Tuesday, May 7, 2013

About Duchenne Muscular Dystrophy



Duchenne’s muscular dystrophy (DMD) is an inherited muscle wasting disease characterized by progressive muscle weakness. This muscle weakness occurs when an affected child’s muscle tissue is unable to produce a structural protein called dystrophin. Without this vital protein, muscles suffer significant damage and eventually die.
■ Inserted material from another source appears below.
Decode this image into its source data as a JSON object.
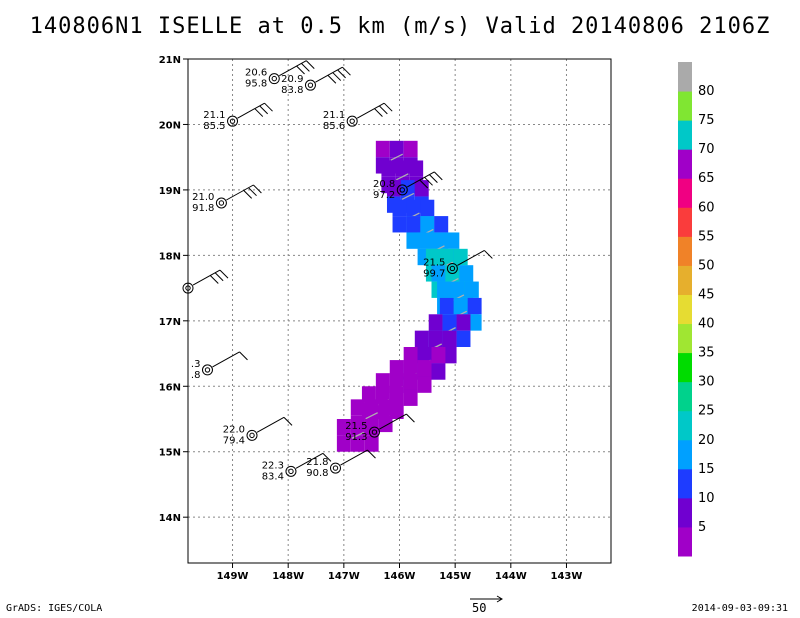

The progression of DMD causes orthopedic complications, respiratory failure, and heart failure. Boys with DMD are diagnosed in early childhood and are confined to a wheelchair by early adolescence. Because there is no cure for DMD, the life expectancy for a diagnosed child is the late twenties.

Although much is known about the cause and effect of DMD, the current treatment options are extremely limited. Daily stretching and glucocorticosteroids are used to delay the progression of the disease. Doctors are also recommending use of blood pressure medications to slow cardiac muscle deterioration. Parents also often seek out alternative therapies to treat some of the issues that occur as the disease progresses. Nutritional supplements, vitamins, and acupuncture are just a few treatments that have been known to help. There are also some corrective forms of treatment that can be used; these include bracing and spinal fusion surgery.
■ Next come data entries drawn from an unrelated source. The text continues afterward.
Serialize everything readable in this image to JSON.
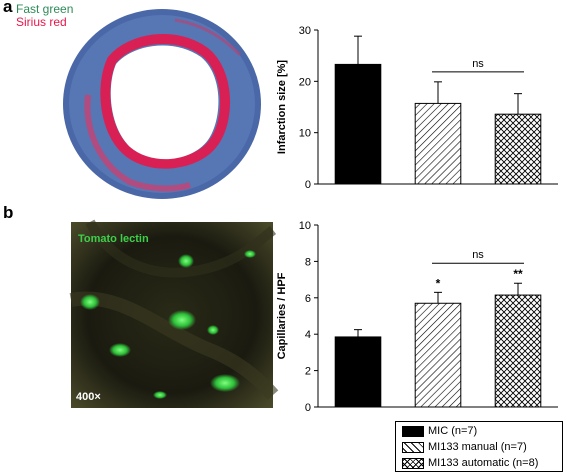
{
  "panel_labels": {
    "a": "a",
    "b": "b"
  },
  "stain_labels": {
    "fast_green": "Fast green",
    "sirius_red": "Sirius red",
    "tomato_lectin": "Tomato lectin",
    "magnification": "400×"
  },
  "colors": {
    "fast_green": "#2e8b57",
    "sirius_red": "#e8174a",
    "tomato_lectin": "#3ecf4a",
    "bar_fill": "#000000",
    "axis": "#000000"
  },
  "legend": {
    "items": [
      {
        "label": "MIC (n=7)",
        "pattern": "solid"
      },
      {
        "label": "MI133 manual (n=7)",
        "pattern": "diagonal"
      },
      {
        "label": "MI133 automatic (n=8)",
        "pattern": "crosshatch"
      }
    ]
  },
  "chart_data": [
    {
      "type": "bar",
      "panel": "a",
      "title": "",
      "xlabel": "",
      "ylabel": "Infarction size [%]",
      "ylim": [
        0,
        30
      ],
      "yticks": [
        0,
        10,
        20,
        30
      ],
      "categories": [
        "MIC (n=7)",
        "MI133 manual (n=7)",
        "MI133 automatic (n=8)"
      ],
      "values": [
        23.3,
        15.7,
        13.6
      ],
      "errors": [
        5.5,
        4.2,
        4.0
      ],
      "patterns": [
        "solid",
        "diagonal",
        "crosshatch"
      ],
      "significance": [
        {
          "from": 1,
          "to": 2,
          "label": "ns"
        }
      ],
      "bar_labels": [
        "",
        "",
        ""
      ]
    },
    {
      "type": "bar",
      "panel": "b",
      "title": "",
      "xlabel": "",
      "ylabel": "Capillaries / HPF",
      "ylim": [
        0,
        10
      ],
      "yticks": [
        0,
        2,
        4,
        6,
        8,
        10
      ],
      "categories": [
        "MIC (n=7)",
        "MI133 manual (n=7)",
        "MI133 automatic (n=8)"
      ],
      "values": [
        3.85,
        5.7,
        6.15
      ],
      "errors": [
        0.4,
        0.6,
        0.65
      ],
      "patterns": [
        "solid",
        "diagonal",
        "crosshatch"
      ],
      "significance": [
        {
          "from": 1,
          "to": 2,
          "label": "ns"
        }
      ],
      "bar_labels": [
        "",
        "*",
        "**"
      ]
    }
  ]
}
DMD is a fatal disease, but there are many signs of hope. Recent stem cell and gene therapy research studies are showing promise for replacing damaged muscle tissue. The cure is getting closer, but more research is needed and that can only happen with additional financial support. 

The mission of the Romito Foundation is to improve the treatment and quality of life for all persons living with Duchenne’s muscular dystrophy. We will aid current and future medical research and support established non-profit organizations with like interests.